Vertebral hemangiomas are hamartomatous lesions, meaning that they arise from dysembryogenetic origin. They are made up of thin-walled vessels infiltrating the medullary cavity between bone trabeculae and are usually confined to the vertebral body. VHs are commonly seen incidentally while obtaining imaging for other indications. Only around 1% of hemangiomas become symptomatic. When symptomatic, they can cause pain and myelopathy by intra-spinal bleeding, bony expansion or extra-osseous extension into surround soft tissue or the posterior neural elements.

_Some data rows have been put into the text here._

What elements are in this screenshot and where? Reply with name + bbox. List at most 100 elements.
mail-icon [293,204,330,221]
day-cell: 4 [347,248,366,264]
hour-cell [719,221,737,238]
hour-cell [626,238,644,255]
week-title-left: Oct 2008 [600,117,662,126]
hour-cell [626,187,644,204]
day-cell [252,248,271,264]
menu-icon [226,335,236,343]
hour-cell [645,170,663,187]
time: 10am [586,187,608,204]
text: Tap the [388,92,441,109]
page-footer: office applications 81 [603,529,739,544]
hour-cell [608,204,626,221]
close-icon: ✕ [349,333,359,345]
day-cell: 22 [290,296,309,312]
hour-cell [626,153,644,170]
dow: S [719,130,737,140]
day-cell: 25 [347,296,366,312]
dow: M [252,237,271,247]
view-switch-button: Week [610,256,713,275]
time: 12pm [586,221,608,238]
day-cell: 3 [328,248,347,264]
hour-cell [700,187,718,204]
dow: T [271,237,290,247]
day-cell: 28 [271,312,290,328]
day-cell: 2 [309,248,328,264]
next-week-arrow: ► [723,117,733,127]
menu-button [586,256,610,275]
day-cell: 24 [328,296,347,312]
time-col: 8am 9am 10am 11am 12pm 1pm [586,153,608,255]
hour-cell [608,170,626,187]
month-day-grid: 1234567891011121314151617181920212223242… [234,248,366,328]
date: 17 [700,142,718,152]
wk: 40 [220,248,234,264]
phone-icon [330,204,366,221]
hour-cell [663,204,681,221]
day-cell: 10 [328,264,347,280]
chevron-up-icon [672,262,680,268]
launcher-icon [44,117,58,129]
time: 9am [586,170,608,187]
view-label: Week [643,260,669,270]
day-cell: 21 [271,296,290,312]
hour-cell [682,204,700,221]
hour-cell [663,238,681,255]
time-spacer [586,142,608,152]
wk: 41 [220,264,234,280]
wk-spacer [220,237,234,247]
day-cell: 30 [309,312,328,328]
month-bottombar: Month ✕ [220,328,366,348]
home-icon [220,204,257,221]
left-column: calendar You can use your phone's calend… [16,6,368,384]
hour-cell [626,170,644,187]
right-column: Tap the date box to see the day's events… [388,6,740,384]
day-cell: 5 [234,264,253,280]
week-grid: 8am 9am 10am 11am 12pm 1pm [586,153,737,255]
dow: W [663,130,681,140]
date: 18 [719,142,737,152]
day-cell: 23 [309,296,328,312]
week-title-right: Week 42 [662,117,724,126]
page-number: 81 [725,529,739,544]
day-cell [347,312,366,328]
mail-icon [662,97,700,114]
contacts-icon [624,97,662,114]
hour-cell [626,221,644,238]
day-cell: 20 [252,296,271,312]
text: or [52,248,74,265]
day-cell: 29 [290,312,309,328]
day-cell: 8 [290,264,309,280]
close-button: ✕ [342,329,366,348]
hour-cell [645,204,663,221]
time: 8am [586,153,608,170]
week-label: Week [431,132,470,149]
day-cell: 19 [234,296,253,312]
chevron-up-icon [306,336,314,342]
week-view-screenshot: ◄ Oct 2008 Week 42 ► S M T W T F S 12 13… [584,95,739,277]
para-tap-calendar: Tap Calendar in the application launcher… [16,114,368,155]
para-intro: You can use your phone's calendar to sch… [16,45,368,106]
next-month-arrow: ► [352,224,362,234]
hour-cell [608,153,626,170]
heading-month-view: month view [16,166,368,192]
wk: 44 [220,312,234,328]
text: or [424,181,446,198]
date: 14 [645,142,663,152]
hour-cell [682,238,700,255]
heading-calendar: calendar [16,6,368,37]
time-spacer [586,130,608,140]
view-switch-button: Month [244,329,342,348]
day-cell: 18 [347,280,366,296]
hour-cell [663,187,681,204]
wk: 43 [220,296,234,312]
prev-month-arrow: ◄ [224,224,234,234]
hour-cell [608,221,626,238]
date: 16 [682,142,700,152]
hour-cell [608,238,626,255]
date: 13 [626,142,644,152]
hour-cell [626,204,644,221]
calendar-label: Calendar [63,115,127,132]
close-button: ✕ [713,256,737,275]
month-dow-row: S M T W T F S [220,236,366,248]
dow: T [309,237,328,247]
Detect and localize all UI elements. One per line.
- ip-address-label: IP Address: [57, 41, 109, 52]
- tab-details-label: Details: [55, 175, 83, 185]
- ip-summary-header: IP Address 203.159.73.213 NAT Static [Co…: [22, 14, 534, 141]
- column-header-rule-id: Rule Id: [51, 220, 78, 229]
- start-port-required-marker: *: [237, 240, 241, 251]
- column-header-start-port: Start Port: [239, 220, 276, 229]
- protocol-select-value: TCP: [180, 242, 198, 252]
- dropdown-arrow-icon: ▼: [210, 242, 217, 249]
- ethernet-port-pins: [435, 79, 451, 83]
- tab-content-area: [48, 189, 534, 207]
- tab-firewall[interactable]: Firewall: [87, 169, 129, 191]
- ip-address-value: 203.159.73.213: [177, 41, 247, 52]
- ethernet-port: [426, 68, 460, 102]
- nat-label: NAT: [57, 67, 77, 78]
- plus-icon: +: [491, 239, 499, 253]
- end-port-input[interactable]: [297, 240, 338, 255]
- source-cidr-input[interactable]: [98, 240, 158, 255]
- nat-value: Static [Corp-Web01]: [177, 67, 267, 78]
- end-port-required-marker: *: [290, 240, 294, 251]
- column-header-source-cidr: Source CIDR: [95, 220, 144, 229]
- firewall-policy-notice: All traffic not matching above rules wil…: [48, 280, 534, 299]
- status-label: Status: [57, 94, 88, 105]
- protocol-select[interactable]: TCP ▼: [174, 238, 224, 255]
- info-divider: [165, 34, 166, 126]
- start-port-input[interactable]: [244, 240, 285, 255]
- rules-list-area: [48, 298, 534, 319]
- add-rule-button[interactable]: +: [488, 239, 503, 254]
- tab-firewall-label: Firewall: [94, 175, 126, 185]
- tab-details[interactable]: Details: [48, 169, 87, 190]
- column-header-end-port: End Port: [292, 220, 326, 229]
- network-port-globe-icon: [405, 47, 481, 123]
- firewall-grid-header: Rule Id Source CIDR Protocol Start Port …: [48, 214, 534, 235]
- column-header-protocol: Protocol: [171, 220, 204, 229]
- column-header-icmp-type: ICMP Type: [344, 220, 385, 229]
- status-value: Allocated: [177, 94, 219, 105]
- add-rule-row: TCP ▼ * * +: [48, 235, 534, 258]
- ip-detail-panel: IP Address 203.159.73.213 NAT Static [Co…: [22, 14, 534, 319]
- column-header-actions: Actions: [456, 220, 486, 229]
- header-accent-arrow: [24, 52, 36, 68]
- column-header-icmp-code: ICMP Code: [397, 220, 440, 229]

Highly vascular (cavernous type) hemangiomas can produce neurologic deficits without prominent evidence of spinal cord compression. The deficits in these cases are probably attributable to blood flow disturbances in the spinal cord.

Imaging characteristics

On computed tomography (CT) or radiograph, VHs can cause rarefaction with vertical striations (often referred to as corduroy pattern) or a coarse honeycomb appearance. A polka-dot appearance on CT scan represents a cross-section of reinforced trabeculae. Baudrez, Galant, and VandeBerg found that MRI appearance is dictated by histology of the tumor—Vascularity, interstitial edema, and interspersed fat. The presence of high or moderate signal intensity on both T1 and T2 images is related to the ration of fat to vessels and edema. For example, a VH with a high concentration of fat and a relatively low make-up of vessels and edema would show a high signal intensity on T1-weighted spin-echo images and intermediate signal intensity on T2-weighted fast spin echo images. Whereas a VH made-up of nearly equal portion of fat and vessels and edema would show intermediate signal intensity on T1-weighted images and high signal intensity on T2-weighted images.

Differential diagnosis

The differential diagnosis for lesions with similar radiologic appearance to VH includes but is not limited to hemangioblastoma, lymphangioma, bone metastasis, Ewing Sarcoma, and spinal dural arteriovenous fistula.

Treatment

Symptomatic VHs have been treated with surgery, transarterial embolization, direct ethanol injection, radiotherapy, and vertebroplasty, each with varying degrees of success. Each of these methods can be indicated in specific clinical settings.